Hooking Heaven’s Gate — a WOW64 hooking technique

Hoang Bui
Hoang Bui
May 14, 2019 · 10 min read

This is not new, this is not novel, and definitely not my research — but I used it recently so here is my attempt at explaining some cool WOW64 concept. I also want to take a break from reading AMD/Intel manual to write this hypervisor. I also think the term “Heaven’s Gate” is quite appropriate and is the coolest thing ever, so here we have it.


Introduction

I usually add some pictures here to show how I started my journey but because it was 2 months ago on a free slack (shoutout to GuidedHacking), I don’t have the log anymore. Either way, it went something like this…

Me: Yoooooooo any good technique to catch a manual syscall?!?!?
GH: That is going to be tough.
GH: Wait, is it Wow64?
Me: Yes
GH: You can’t manual syscall on Wow64, you coconut.
Me: ????

So there you have it, no such thing as a manual syscall on WOW64. Well, there is one way but I will covert that topic at a later time. (Hint: Heaven’s Gate)

First, we need to understand a bit about WOW64.

WoW64 (Windows 32-bit on Windows 64-bit)

I will covert a very brief part simply due to the fact of how complicated the subsystem is and prone for possible mistakes that I might make.

WOW64 applies to 32 bit applications running on a 64 bit machine.
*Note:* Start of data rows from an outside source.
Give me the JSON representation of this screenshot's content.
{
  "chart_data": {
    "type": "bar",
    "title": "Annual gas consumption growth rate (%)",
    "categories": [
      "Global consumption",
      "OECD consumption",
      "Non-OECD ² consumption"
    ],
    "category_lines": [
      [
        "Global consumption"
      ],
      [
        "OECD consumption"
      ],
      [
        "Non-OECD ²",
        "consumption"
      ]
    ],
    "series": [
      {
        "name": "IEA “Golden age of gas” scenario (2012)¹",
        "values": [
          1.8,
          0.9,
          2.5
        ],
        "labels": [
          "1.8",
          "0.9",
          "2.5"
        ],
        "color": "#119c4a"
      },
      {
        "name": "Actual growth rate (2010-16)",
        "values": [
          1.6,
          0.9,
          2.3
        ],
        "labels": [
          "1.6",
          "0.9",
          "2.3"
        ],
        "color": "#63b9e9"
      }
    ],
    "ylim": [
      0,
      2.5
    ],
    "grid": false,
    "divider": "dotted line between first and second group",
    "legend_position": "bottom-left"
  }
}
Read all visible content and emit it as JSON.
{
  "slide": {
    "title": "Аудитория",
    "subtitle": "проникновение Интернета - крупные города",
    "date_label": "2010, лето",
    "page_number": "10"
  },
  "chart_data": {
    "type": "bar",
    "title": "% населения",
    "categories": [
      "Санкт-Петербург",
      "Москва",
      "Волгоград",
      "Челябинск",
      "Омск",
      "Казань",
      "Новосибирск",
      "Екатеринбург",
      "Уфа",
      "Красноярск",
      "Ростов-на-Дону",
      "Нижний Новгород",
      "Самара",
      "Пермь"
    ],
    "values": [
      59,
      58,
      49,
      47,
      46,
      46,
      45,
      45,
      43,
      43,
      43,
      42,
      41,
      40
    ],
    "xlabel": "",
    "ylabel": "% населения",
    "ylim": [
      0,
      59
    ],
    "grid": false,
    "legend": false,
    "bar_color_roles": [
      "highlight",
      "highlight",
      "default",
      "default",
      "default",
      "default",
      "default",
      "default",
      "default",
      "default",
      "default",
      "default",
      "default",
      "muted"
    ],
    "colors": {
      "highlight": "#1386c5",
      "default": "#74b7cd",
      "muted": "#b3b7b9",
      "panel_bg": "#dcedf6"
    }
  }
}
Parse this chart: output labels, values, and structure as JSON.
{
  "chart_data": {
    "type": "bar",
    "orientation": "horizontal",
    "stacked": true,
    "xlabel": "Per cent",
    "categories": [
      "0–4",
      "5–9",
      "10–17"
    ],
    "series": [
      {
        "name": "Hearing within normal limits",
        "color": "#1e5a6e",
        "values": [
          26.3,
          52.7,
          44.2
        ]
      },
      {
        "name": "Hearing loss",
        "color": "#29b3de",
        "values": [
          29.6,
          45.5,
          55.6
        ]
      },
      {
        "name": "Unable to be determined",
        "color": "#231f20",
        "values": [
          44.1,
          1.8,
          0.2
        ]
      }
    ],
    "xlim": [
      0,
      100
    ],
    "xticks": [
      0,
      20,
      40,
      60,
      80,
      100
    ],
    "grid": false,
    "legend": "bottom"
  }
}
This mean that while there is very small different in how the 32 bit and the 64 bit kernel work, there is no doubt incompatibilities. This subsystem tries to mitigate those incompatibilities through various interfaces such as wow64.dll, wow64win.dll, and wow64cpu.dll. There is also a different registry environment for wow64 applications vs native 64-bit applications but let’s not get into that mess.

An interesting behavior to notice while executing a WOW64 application is that all kernel-mode components on a 64-bit machine will always execute in 64-bit mode, regardless whether the application’s instructions are 64-bit or not.

This in conclusion means that WOW64 applications run a bit differently than a native 64 bit application. We are going to take advantage of that. Let’s look at the difference when it comes to calling a WINAPI.

NTDLL.dll vs NTDLL.dll

Ntdll.dll on a Windows machine is widely covered and I won’t go too deep into that. We are only interested in the feature of ntdll.dll when performing a WINAPI call that requires a syscall. Let’s pick Cheat Engine as our debugger (because it can see both DLLs) and Teamviewer as our WOW64 application.

Image for post
Image for post
If you can’t find the functionality
Image for post
Image for post
Ara ara? What is so strange about this

If this was a live conversation, I would torment you with this question but this is not a live session. Noticed, there are those 3 wow64 interface dlls that I mentioned earlier, but the particular thing you want to notice is the two ntdll.dll. What even more bizarre is that one of the ntdll.dll is currently residing in a 64 bit address space. Wtf? How? This is a 32 bit application!

The answer: WOW64.

The Differences

I am sure there are a ton more differences between the two dlls but let’s cover the very first obvious difference, the syscalls.

We all know (if not, now you do) that ntdll.dll in a normal native application is the one responsible for performing the syscall/sysenter, handing the execution over to the kernel. But I also mentioned earlier that you cannot perform a syscall on a WOW64 application. So how does WOW64 application do… anything?

By going into an example function such as NtReadVirtualMemory, we should be expecting a service id to be placed on the eax register and follow by a syscall/sysenter instruction.

Image for post
Image for post
No syscall, at all

Okay, now that’s weird. There is no syscall. Instead, there is a call and I know for sure you can’t just enter kernel land with just a call. Let’s follow the call!

Image for post
Image for post
A jump to wow64transition inside wow64cpu.dll
Another jump, into another jump…hold up, is that “RAX” I see?.. isn’t RAX a 64-bit register ?

We are now at some place inside wow64cpu.dll called Wow64Transition that is now executing with 64 bits instruction set. We also see that it is referencing CS:0x33 segment. What is going on?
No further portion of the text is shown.